A première vue, Vengeance à l'aube est une série B typique. Réalisée par George Sherman, honnête artisan prolifique, avec un casting un peu à la marge, Rory Calhoun en acteur principal, qui s'avère ici très bien dans un rôle plus complexe que ceux qu'il avait l'habitude de jouer.
Et pourtant, pas mal de qualités émergent de cette série B, et les amateurs savent qu'il n'y a pas de jugement de valeur dans ce fait.
Citons : - La première ville dans laquelle se passe l'action est inhabituellement naturaliste. Le soin apporté au décor est assez rare. (Je dois avouer que sans les bonus DVD de Brion et Tavernier, je serais passé à côté de celle-là.)
- L'ensemble se présente comme une variation sur le thème de O.K. Corral, on se dit qu'on est sur un sentier balisé, peut-être un peu ennuyeux aussi.
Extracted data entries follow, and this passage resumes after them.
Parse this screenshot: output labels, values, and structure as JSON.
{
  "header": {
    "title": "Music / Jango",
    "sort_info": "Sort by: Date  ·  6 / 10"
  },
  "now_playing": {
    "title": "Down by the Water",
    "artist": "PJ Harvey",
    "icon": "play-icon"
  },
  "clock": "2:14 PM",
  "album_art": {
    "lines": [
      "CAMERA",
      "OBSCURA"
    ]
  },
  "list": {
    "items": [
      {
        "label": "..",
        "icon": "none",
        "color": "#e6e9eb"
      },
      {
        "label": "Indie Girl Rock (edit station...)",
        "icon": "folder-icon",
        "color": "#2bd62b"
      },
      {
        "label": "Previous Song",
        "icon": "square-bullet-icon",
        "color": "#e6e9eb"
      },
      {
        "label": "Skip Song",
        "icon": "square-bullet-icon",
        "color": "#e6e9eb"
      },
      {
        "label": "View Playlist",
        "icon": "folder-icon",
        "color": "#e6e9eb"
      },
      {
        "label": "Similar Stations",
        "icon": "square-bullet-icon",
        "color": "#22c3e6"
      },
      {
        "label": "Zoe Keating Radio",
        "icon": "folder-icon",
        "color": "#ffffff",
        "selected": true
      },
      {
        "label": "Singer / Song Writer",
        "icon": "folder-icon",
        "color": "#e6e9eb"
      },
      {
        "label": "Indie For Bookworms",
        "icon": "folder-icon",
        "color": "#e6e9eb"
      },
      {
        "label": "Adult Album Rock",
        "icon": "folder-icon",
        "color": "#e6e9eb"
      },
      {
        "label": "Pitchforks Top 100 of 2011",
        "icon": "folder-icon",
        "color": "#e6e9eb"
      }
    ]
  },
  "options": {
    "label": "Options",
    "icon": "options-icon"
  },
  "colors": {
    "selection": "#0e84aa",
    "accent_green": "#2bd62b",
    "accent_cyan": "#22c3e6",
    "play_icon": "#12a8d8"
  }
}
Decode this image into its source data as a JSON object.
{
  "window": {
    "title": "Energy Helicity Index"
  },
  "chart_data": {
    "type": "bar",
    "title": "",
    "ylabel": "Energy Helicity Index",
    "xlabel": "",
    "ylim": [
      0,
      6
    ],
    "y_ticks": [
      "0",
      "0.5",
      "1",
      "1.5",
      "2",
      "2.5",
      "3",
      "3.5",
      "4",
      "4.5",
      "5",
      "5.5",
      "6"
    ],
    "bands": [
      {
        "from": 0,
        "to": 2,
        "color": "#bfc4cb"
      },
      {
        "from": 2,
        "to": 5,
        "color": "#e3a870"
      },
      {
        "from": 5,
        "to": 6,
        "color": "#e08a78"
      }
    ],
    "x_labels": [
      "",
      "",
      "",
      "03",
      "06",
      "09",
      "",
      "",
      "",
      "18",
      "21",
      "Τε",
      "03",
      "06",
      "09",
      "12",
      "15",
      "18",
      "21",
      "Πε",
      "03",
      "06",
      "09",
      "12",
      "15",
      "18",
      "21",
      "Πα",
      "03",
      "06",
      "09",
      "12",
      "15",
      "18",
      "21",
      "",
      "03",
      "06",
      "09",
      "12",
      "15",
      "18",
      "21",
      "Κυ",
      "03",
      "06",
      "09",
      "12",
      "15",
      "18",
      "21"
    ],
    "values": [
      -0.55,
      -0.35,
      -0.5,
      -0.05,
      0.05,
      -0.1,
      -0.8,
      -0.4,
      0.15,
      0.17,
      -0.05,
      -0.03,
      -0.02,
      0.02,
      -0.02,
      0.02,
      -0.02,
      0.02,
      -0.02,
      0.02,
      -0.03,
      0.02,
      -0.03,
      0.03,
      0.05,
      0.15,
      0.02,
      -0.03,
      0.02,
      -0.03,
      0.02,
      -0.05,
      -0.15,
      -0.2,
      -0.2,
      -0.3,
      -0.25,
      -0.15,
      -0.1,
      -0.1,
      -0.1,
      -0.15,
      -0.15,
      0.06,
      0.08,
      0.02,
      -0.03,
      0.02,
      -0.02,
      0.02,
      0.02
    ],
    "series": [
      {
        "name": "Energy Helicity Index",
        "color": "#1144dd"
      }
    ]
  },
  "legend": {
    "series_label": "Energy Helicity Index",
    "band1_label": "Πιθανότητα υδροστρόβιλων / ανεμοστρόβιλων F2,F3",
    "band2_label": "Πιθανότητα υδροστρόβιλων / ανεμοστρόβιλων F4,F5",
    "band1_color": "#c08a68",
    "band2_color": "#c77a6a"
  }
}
Sauf que les enjeux sont très vite expédiés, et que le film part sur autre chose, et que par ailleurs il ne manque pas d'idées, comme on le voit très vite avec cette fête que donne le pseudo Doc Holliday joué par Calhoun pour ses propres funérailles.
- Le personnage représentant Wyatt Earp apparaît très peu, et pourtant on le sent déjà complexe. On a l'impression d'un personnage dur, peu recommandable, et pourtant humain. Un tel soin à un personnage qui s'avèrera très secondaire est la marque d'un film réussi.
- Le passage dans la diligence rebat les enjeux, et ici les dialogues deviennent très bons, avec également une surprenante sortie du personnage du tueur, qui donne soudain de la profondeur à tout cela. Personnage curieux il faut bien le dire, que ce gunslinger alcoolique, à la fois menaçant et bouffon, comme si Thomas Mitchell et Arthur Kennedy avaient fusionné dans le même personnage.
- L'arrivée dans la seconde ville est l'occasion de découvrir un nouveau personnage, le shérif joué par Edgar Buchanan, loin des stéréotypes qu'on attendait.
- Le personnage féminin joué par Piper Laurie n'est pas mal non plus : méprisée par son père intégriste qui la traite de Jézabel, elle le prend au mot et s'improvise fille de saloon. Sa nouvelle condition dégradante, elle l'affronte avec courage et force de caractère.
Plein de qualités donc, pour ce petit western de série B, qui mérite d'être découvert ou redécouvert.